Brinks persoonlijke leven vertoont diezelfde dubbelheid. Als zoon van Afrikaner ouders hoorde hij thuis de verhalen die door het Westen gekleurd waren, waartoe ook de bijbelverhalen behoorden. Van het zwarte kindermeisje hoorde hij verhalen over boze natuurgeesten en vallende sterren. Hij groeide dus op met de christelijke God en met de goden uit de Afrikaanse cultuur. Al deze verhalen bewaarde hij in zijn hart, om met H. Maria te spreken. De wonderlijke geboorte van Kupido Kakkerlak verwijst niet voor niets naar de Moeder Maria.

Brink houdt hartstochtelijk veel van Zuid-Afrika, en tegelijkertijd bekritiseert hij het politieke klimaat even fel als Antjie Krog. Die dubbelheid kenmerkt ook De Bidsprinkhaan.

OVER DE BIDSPRINKHAAN

De geschiedenis van Kupido Kakkerlak, dat zonderlinge ‘bidsprinkhaantje’
- een Hottentot die door zendelingen bekeerd wordt tot het christendom - staat symbool voor het verdeelde leven in Zuid-Afrika. Die verscheurdheid komt onder meer aan het licht in de gesprekken die Kupido voert met zijn vrouw(en), en met zendeling Read, maar vooral ook in de gesprekken die hij voert met zijn God. Of voert hij die gesprekken met zijn god? Is Kupido aan het eind van het verhaal inderdaad een zelfstandig denkend mens geworden, ‘een vrij man’, zoals zijn moeder bij zijn raadselachtige geboorte voorspelde?

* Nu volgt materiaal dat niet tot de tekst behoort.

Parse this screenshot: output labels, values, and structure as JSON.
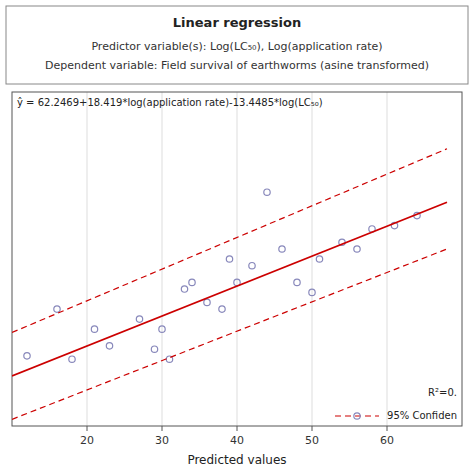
{
  "chart_data": {
    "type": "scatter",
    "title": "Linear regression",
    "subtitle": [
      "Predictor variable(s): Log(LC₅₀), Log(application rate)",
      "Dependent variable: Field survival of earthworms (asine transformed)"
    ],
    "x_label": "Predicted values",
    "xlim": [
      10,
      70
    ],
    "ylim": [
      -15,
      85
    ],
    "xticks": [
      20,
      30,
      40,
      50,
      60
    ],
    "yticks": [],
    "tick_labels": "x",
    "grid": true,
    "legend": "lower right",
    "annotations": [
      "ŷ = 62.2469+18.419*log(application rate)-13.4485*log(LC₅₀)",
      "R²=0."
    ],
    "series": [
      {
        "type": "scatter",
        "color": "#8888bb",
        "marker": "circle",
        "x": [
          12,
          16,
          18,
          21,
          23,
          27,
          29,
          30,
          31,
          33,
          34,
          36,
          38,
          39,
          40,
          42,
          44,
          46,
          48,
          50,
          51,
          54,
          56,
          58,
          61,
          64
        ],
        "values": [
          6,
          20,
          5,
          14,
          9,
          17,
          8,
          14,
          5,
          26,
          28,
          22,
          20,
          35,
          28,
          33,
          55,
          38,
          28,
          25,
          35,
          40,
          38,
          44,
          45,
          48
        ]
      },
      {
        "type": "line",
        "color": "#cc0000",
        "line_style": "solid",
        "x": [
          10,
          68
        ],
        "values": [
          0,
          52
        ]
      },
      {
        "name": "95% Confiden",
        "type": "line",
        "color": "#cc0000",
        "line_style": "dashed",
        "x": [
          10,
          68
        ],
        "values": [
          13,
          68
        ]
      },
      {
        "type": "line",
        "color": "#cc0000",
        "line_style": "dashed",
        "x": [
          10,
          68
        ],
        "values": [
          -13,
          38
        ]
      }
    ]
  }
}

Ook de verschillende stijlen van het boek weerspiegelen de gebrokenheid. Zo zijn er pagina’s die louter uit opsommingen bestaan, andere teksten hebben de vorm van een reisverslag of van mythische vertellingen.

Welke scène uit het boek is voor jou het meest representatief voor de verscheurdheid van Kupido? Is er volgens jou een duidelijk antwoord te geven op de vraag of Kupido aan het eind van het verhaal ‘een vrij man’ is geworden? Onderbouw
je mening liefst zo duidelijk mogelijk.

maandag 6 april 2009

Vervolg reaktie Anne

Wat ik nog zeggen wilde, voor ik de vragen van Willy bij De bidsprinkhaan beantwoord, is dat ik het boek bijzonder knap vind geconstrueerd, wat de taal betreft. Het eerste en derde deel, waarin geschreven wordt vanuit de situatie van Kupido, is beeldend, meeslepend van taal, terwijl het tweede deel, geschreven door Read, zo feitelijk, echt Engels is, een verslag van gebeurtenissen, zonder veel emoties (stiff upperlip). En toch heel boeiend en spannend, dus beslist niet minder van kwaliteit. Steeds dacht ik: hoe gaat het verder, welk drama gaat zich in het leven van Kupido en van Read afspelen? Ik moest doorlezen.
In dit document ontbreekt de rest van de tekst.